Arts Matter NI – Letter to Minister Carál Ní Chuilín – Department for Communities regarding Chancellor’s £1.57 billion funding for the arts

Minister Carál Ní Chuilín
Department for Communities
Causeway Exchange
Belfast
via email private.office@communities-ni.gov.uk

7th of July 2020

RE: Retention of Emergency Funds

Dear Minister Ní Chuilín

On behalf of the steering group of Arts Matter NI may we congratulate you on taking up your new post and indeed renewing your role in the stewardship of the art sector portfolio. In the past Arts Matter NI has enjoyed a productive and collegiate relationship with you and your officials and we would hope to see that continue during the current crisis.

We write to you today in light of the recent announcement of £1.57 billion being allocated by the British government to support the arts, and welcome the subsequent £33 million that will eventuate through the Barnett consequentials into our local devolved administration.

As a campaign group, we have consistently and constantly represented the widest ecology of the arts and in light of the current COVID-19 crisis, we again wish to represent a range of views consistent with supporting and indeed coming to the aid of many of our colleagues within this valued and currently beleaguered sector.

Whilst we understand through your public pronouncements that you do indeed grasp the gravity of the situation that many organisations and indeed individuals face during this upheaval, we would urge you to understand further how the allocation of the £33 million can offer to many within this sector not just a lifeline, as the Arts Council rightly comment, but a means of sustaining all those involved within the local creative economy and indeed the hundreds of thousands of participants and audiences that enjoy and rely on our services. For venues, for small and large organisations and for the staff and contractors that they would normally employ, these are days filled with uncertainty and insecurity. As you are further aware the Arts sector here has had to contend with historically low levels of per capita investment which has meant that even the most resilient of organisations and individuals will still struggle to survive this current crisis without financial assistance.
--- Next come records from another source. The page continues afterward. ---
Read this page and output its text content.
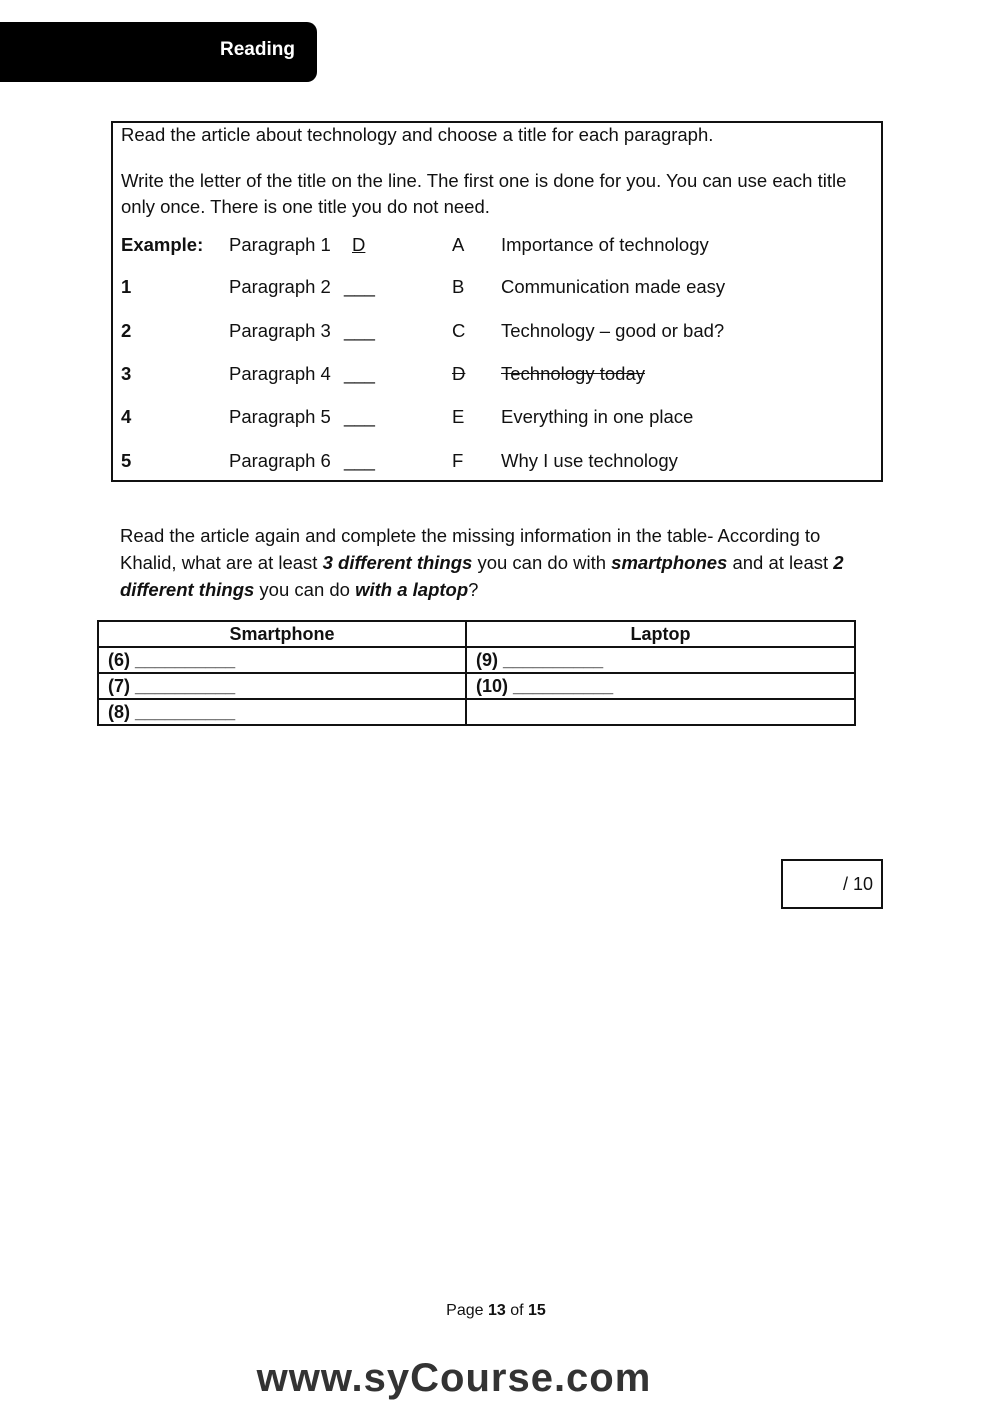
Reading
Read the article about technology and choose a title for each paragraph.
Write the letter of the title on the line. The first one is done for you. You can use each title only once. There is one title you do not need.
Example: Paragraph 1	D	A Importance of technology
1	Paragraph 2 ___	B Communication made easy
2	Paragraph 3 ___	C Technology – good or bad?
3	Paragraph 4 ___	D Technology today
4	Paragraph 5 ___	E Everything in one place
5	Paragraph 6 ___	F Why I use technology
Read the article again and complete the missing information in the table- According to Khalid, what are at least 3 different things you can do with smartphones and at least 2 different things you can do with a laptop?
Smartphone	Laptop
(6) __________	(9) __________
(7) __________	(10) __________
(8) __________	
/ 10
Page 13 of 15
www.syCourse.com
The global pandemic and its impact on the arts here has been a massive body blow. The news that £33 million has been secured to assist the sector weather this storm has been greeted extremely positively by all those in our sector. And whilst you are on record as advocating for the retention of these emergency monies, the sector wishes to represent to you the urgency and absolute necessity that those funds are wholly retained to assist the massive presenting need across our creative community at this time.

We would further urge you to recognise the both the Arts Council of Northern Ireland and indeed local councils have sophisticated grant management structures with which most within the arts community are familiar. We would ask that in order to more effectively roll out an emergency support package targetting organisations and institutions as well as freelance arts workers, the most efficient option in order to speed up the beneficial impact of these emergency funds on our community may well be via these channels of distribution.

There are of course a multitude of additional reasons attached to these considerations, beyond saving an industry that contributes so much to the GVA of our economy, supporting entertainment, production, education, social cohesion, cultural tourism and wellbeing; namely the audiences, participants community groups and societies, schools, care homes, sheltered housing projects, day care centres, youth services and of course, the general public. As we cautiously ease restrictions and adapt to the new normal, the arts, and all that they bring, are likely to be required even more. ,

As the economic impact of the pandemic is more and more understood, the trauma, anxiety, bereavement and community unease is only beginning to be recognised. The arts will have a central role in how we reflect and respond to these past months and hopefully build back better. For many among our ranks, who have fallen between emergency provision, unable to apply for emergency grants or indeed Universal Credit and who have seen their earning potential for this financial year wiped out, these are desperate times. The freelance workers upon whom the arts sector relies: whether actors or dramaturges, community artists or stage crew, performers of all hues, in circus, opera, dance, poetry and music, or whether they work in box offices, in administration or developmental arts work, all require immediate and sustaining support.

We understand fully the challenges that our local administration has in managing not only policies and procedures to mitigate the worst of this crisis, but budgets to best support this community. As we have stressed, time and again, any financial support for the arts is a direct investment in the economic and social betterment, and the health and well-being of all of us here in the North.

In closing, we stress once again that we believe it economically, socially and morally imperative that this, the most hard-hit sector now and potentially for months and months ahead, can be offered the fullest financial support available to your department and our local devolved administration in mitigating the worst of this public health crisis and its accompanying social and economic impacts across our creative sector.

We look forward to meeting with you and working together again

Yours sincerely

Conor Shields on behalf of the steering group.